Some lessons are only learned by tasting the bitter fruit of one’s mistakes and sins. But that was only half of the story. God promised to make another covenant with the people after their exile. This one would be different and easier to follow; it would be written on their hearts. They would carry the Law within, and they would not have to rely on outside instruction.

There is a great difference between knowing about God and knowing God in a direct and personal way. God was promising the latter. The people of Israel could look forward to a fresh start when they returned to their land. God would continue to be with them in a very special way.

Early Christians saw the new covenant of Jesus in this text. While it is true that our relationship with the risen Lord brings us into a relationship with God, the passage is not the exclusive property of Christians. It was meant for Israel in the time in which it was written and it is still in effect.

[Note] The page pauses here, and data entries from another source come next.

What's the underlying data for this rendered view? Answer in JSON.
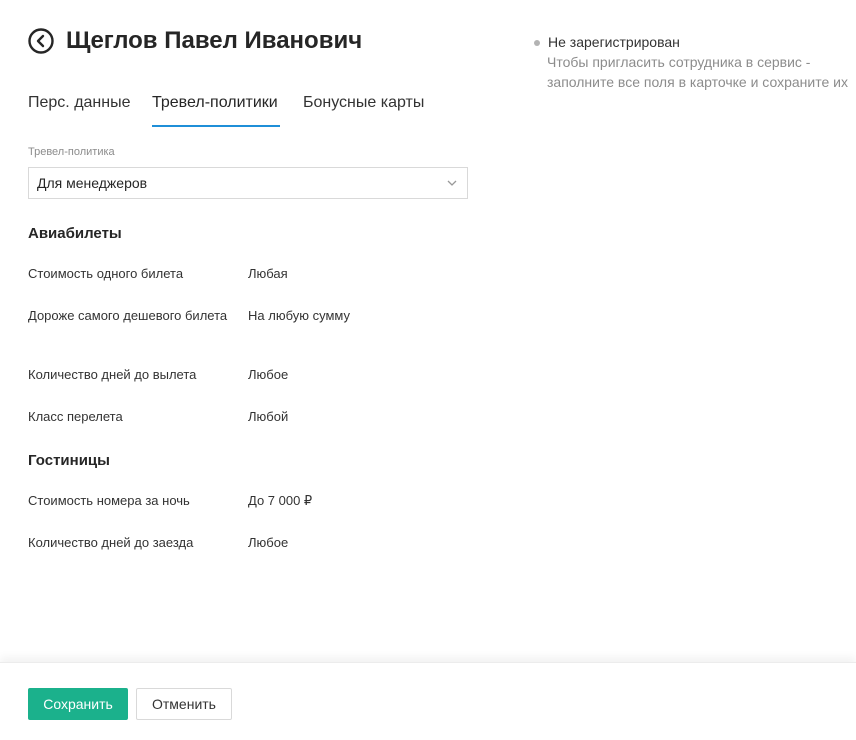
{
  "header": {
    "title": "Щеглов Павел Иванович",
    "back_icon": "arrow-left-circle-icon"
  },
  "status": {
    "title": "Не зарегистрирован",
    "hint": "Чтобы пригласить сотрудника в сервис - заполните все поля в карточке и сохраните их",
    "dot_color": "#b3b3b3"
  },
  "tabs": [
    {
      "label": "Перс. данные",
      "active": false
    },
    {
      "label": "Тревел-политики",
      "active": true
    },
    {
      "label": "Бонусные карты",
      "active": false
    }
  ],
  "policy_field": {
    "label": "Тревел-политика",
    "value": "Для менеджеров",
    "icon": "chevron-down-icon"
  },
  "sections": [
    {
      "title": "Авиабилеты",
      "rows": [
        {
          "label": "Стоимость одного билета",
          "value": "Любая"
        },
        {
          "label": "Дороже самого дешевого билета",
          "value": "На любую сумму"
        },
        {
          "label": "Количество дней до вылета",
          "value": "Любое"
        },
        {
          "label": "Класс перелета",
          "value": "Любой"
        }
      ]
    },
    {
      "title": "Гостиницы",
      "rows": [
        {
          "label": "Стоимость номера за ночь",
          "value": "До 7 000 ₽"
        },
        {
          "label": "Количество дней до заезда",
          "value": "Любое"
        }
      ]
    }
  ],
  "footer": {
    "save_label": "Сохранить",
    "cancel_label": "Отменить"
  },
  "colors": {
    "accent": "#1f8fd8",
    "primary_button": "#1bb18c"
  }
}
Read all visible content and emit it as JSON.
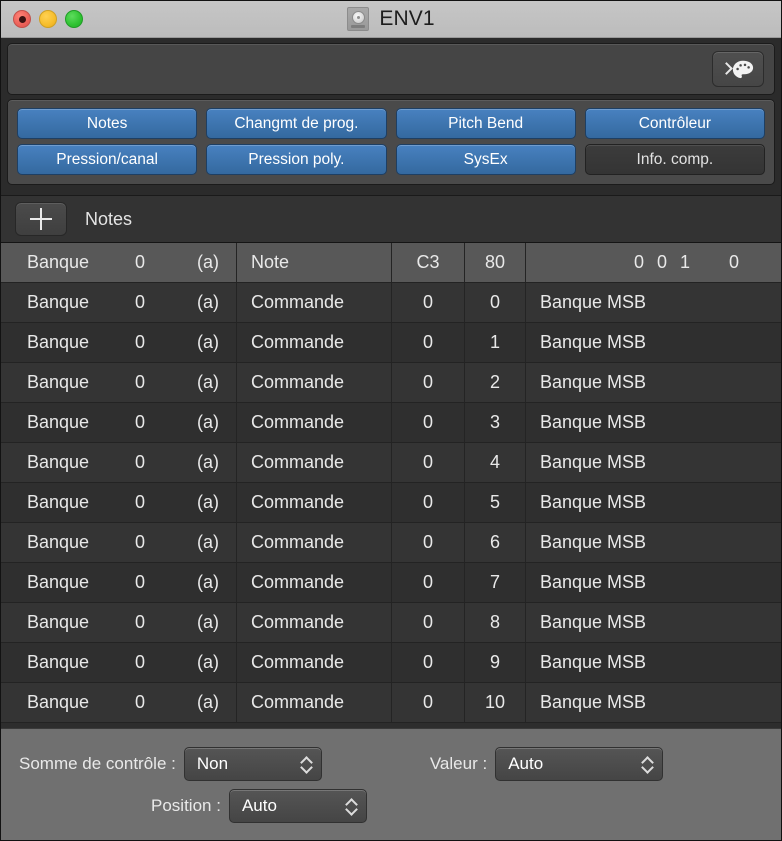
{
  "window": {
    "title": "ENV1",
    "doc_icon": "document-disc-icon",
    "traffic_lights": [
      {
        "name": "close-button",
        "color": "#ec6159"
      },
      {
        "name": "minimize-button",
        "color": "#f6bd2b"
      },
      {
        "name": "zoom-button",
        "color": "#2fc231"
      }
    ]
  },
  "toolstrip": {
    "palette_button": {
      "chevron": "›",
      "icon": "palette-icon"
    }
  },
  "event_buttons": {
    "row1": [
      {
        "label": "Notes",
        "active": true
      },
      {
        "label": "Changmt de prog.",
        "active": true
      },
      {
        "label": "Pitch Bend",
        "active": true
      },
      {
        "label": "Contrôleur",
        "active": true
      }
    ],
    "row2": [
      {
        "label": "Pression/canal",
        "active": true
      },
      {
        "label": "Pression poly.",
        "active": true
      },
      {
        "label": "SysEx",
        "active": true
      },
      {
        "label": "Info. comp.",
        "active": false
      }
    ]
  },
  "list_header": {
    "add_label": "+",
    "title": "Notes"
  },
  "table": {
    "rows": [
      {
        "bank": "Banque",
        "num": "0",
        "channel": "(a)",
        "type": "Note",
        "v1": "C3",
        "v2": "80",
        "pos_a": "0 0 1",
        "pos_b": "0",
        "selected": true
      },
      {
        "bank": "Banque",
        "num": "0",
        "channel": "(a)",
        "type": "Commande",
        "v1": "0",
        "v2": "0",
        "last": "Banque MSB",
        "selected": false
      },
      {
        "bank": "Banque",
        "num": "0",
        "channel": "(a)",
        "type": "Commande",
        "v1": "0",
        "v2": "1",
        "last": "Banque MSB",
        "selected": false
      },
      {
        "bank": "Banque",
        "num": "0",
        "channel": "(a)",
        "type": "Commande",
        "v1": "0",
        "v2": "2",
        "last": "Banque MSB",
        "selected": false
      },
      {
        "bank": "Banque",
        "num": "0",
        "channel": "(a)",
        "type": "Commande",
        "v1": "0",
        "v2": "3",
        "last": "Banque MSB",
        "selected": false
      },
      {
        "bank": "Banque",
        "num": "0",
        "channel": "(a)",
        "type": "Commande",
        "v1": "0",
        "v2": "4",
        "last": "Banque MSB",
        "selected": false
      },
      {
        "bank": "Banque",
        "num": "0",
        "channel": "(a)",
        "type": "Commande",
        "v1": "0",
        "v2": "5",
        "last": "Banque MSB",
        "selected": false
      },
      {
        "bank": "Banque",
        "num": "0",
        "channel": "(a)",
        "type": "Commande",
        "v1": "0",
        "v2": "6",
        "last": "Banque MSB",
        "selected": false
      },
      {
        "bank": "Banque",
        "num": "0",
        "channel": "(a)",
        "type": "Commande",
        "v1": "0",
        "v2": "7",
        "last": "Banque MSB",
        "selected": false
      },
      {
        "bank": "Banque",
        "num": "0",
        "channel": "(a)",
        "type": "Commande",
        "v1": "0",
        "v2": "8",
        "last": "Banque MSB",
        "selected": false
      },
      {
        "bank": "Banque",
        "num": "0",
        "channel": "(a)",
        "type": "Commande",
        "v1": "0",
        "v2": "9",
        "last": "Banque MSB",
        "selected": false
      },
      {
        "bank": "Banque",
        "num": "0",
        "channel": "(a)",
        "type": "Commande",
        "v1": "0",
        "v2": "10",
        "last": "Banque MSB",
        "selected": false
      }
    ]
  },
  "bottom": {
    "checksum_label": "Somme de contrôle :",
    "checksum_value": "Non",
    "value_label": "Valeur :",
    "value_value": "Auto",
    "position_label": "Position :",
    "position_value": "Auto"
  },
  "colors": {
    "accent_blue": "#3a76b8",
    "titlebar": "#c1c1c1",
    "panel_bg": "#2b2b2b",
    "row_selected": "#585858",
    "bottom_bg": "#707070"
  }
}
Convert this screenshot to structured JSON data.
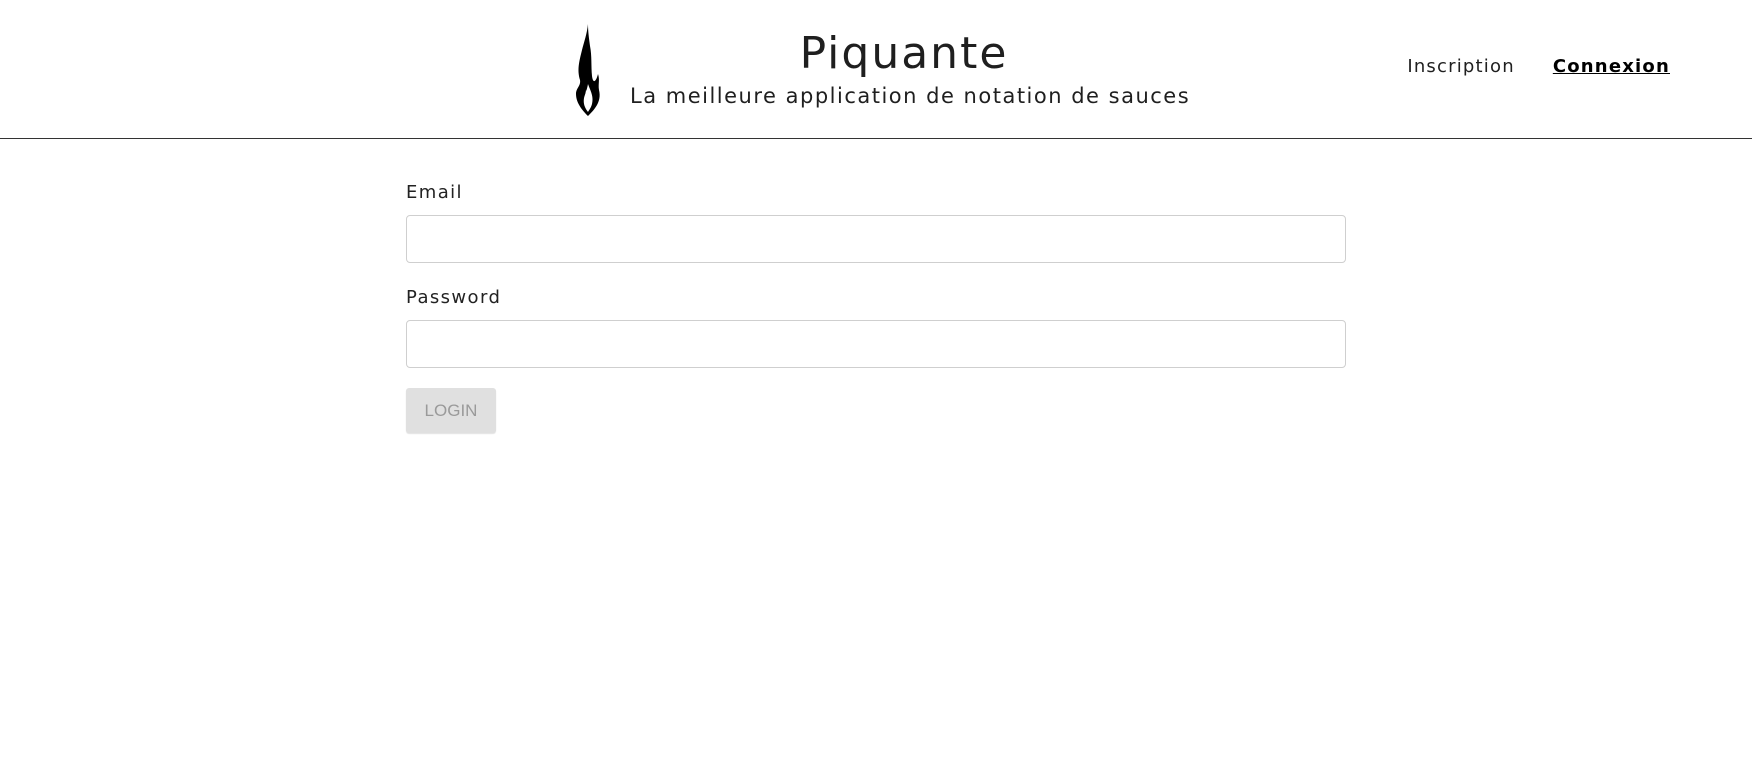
{
  "header": {
    "title": "Piquante",
    "subtitle": "La meilleure application de notation de sauces",
    "logo_icon": "flame-icon"
  },
  "nav": {
    "signup_label": "Inscription",
    "login_label": "Connexion"
  },
  "form": {
    "email_label": "Email",
    "email_value": "",
    "password_label": "Password",
    "password_value": "",
    "submit_label": "LOGIN"
  },
  "colors": {
    "text": "#1f1f1f",
    "divider": "#333333",
    "button_disabled_bg": "#e0e0e0",
    "button_disabled_text": "#9a9a9a",
    "input_border": "#cfcfcf"
  }
}
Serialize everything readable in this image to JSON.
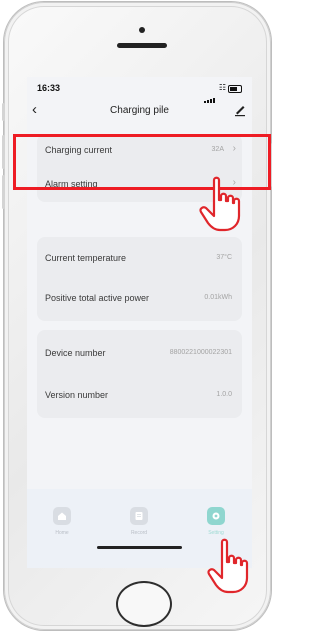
{
  "status_bar": {
    "time": "16:33"
  },
  "navbar": {
    "title": "Charging pile"
  },
  "groups": [
    {
      "rows": [
        {
          "label": "Charging current",
          "value": "32A"
        },
        {
          "label": "Alarm setting",
          "value": ""
        }
      ]
    },
    {
      "rows": [
        {
          "label": "Current temperature",
          "value": "37°C"
        },
        {
          "label": "Positive total active power",
          "value": "0.01kWh"
        }
      ]
    },
    {
      "rows": [
        {
          "label": "Device number",
          "value": "8800221000022301"
        },
        {
          "label": "Version number",
          "value": "1.0.0"
        }
      ]
    }
  ],
  "tabs": [
    {
      "label": "Home",
      "icon": "home-icon",
      "active": false
    },
    {
      "label": "Record",
      "icon": "record-icon",
      "active": false
    },
    {
      "label": "Setting",
      "icon": "gear-icon",
      "active": true
    }
  ],
  "colors": {
    "highlight": "#ee1c24",
    "accent": "#8fd6cf",
    "background": "#f3f4f7"
  },
  "annotations": [
    "red-highlight-box",
    "pointing-hand-icon",
    "pointing-hand-icon"
  ]
}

We are latecomers to this promise. The promise challenges us to seek more than a minimalist and superficial relationship with God and our faith. We need not seek elsewhere for what is already within us. The promise or covenant only comes to life when we accept it interiorly and apply it to our lives.

Life was not easy for Jesus, despite His status as the son of God. Jesus paid His dues, struggling and facing down temptations without sin. He grappled with the biggest challenge of all: death. Jesus did not want to die, but He did want to obey the will of the Father. It was because of His obedience and self-giving that He was exalted above every name and power. Most of all, it made Him the compassionate high priest, able to empathize with us in our own struggles and weaknesses.

We all face challenges and struggles, and we cannot simply wish them away. Rather than being bitter or angry, we can accept them as an opportunity to grow in selflessness, humility and obedience to God.

Throughout John’s Gospel, the “hour” of Jesus — His crucifixion — loomed always on the horizon. The arrival of a group of Greeks asking to speak with Him was the signal that the hour of Jesus had finally arrived.

Most people dread the hour of their death and struggle to avoid it as long as possible. Jesus used the image of a dying grain of wheat to view death from a new perspective. It is necessary; without death, there can be no new life. Despite our frantic and fearful clinging to life, it is inevitable.

Ironically, releasing the fearful grip we have on our life and trusting in God prepares the way for experiencing it in a radically different way. The eternal life promised by Jesus is not merely life in Heaven after we die, but a divine quality of life that we can begin to experience even before we leave this Earth.

The voice from the heavens confirmed Jesus’ request that God glorify the divine name. It would be glorified in the great love shown by Jesus offering Himself for the world. His selfless death would manifest glory in many ways: The world would be freed from the power of Satan, and the crucified and risen Lord would draw all people to Himself.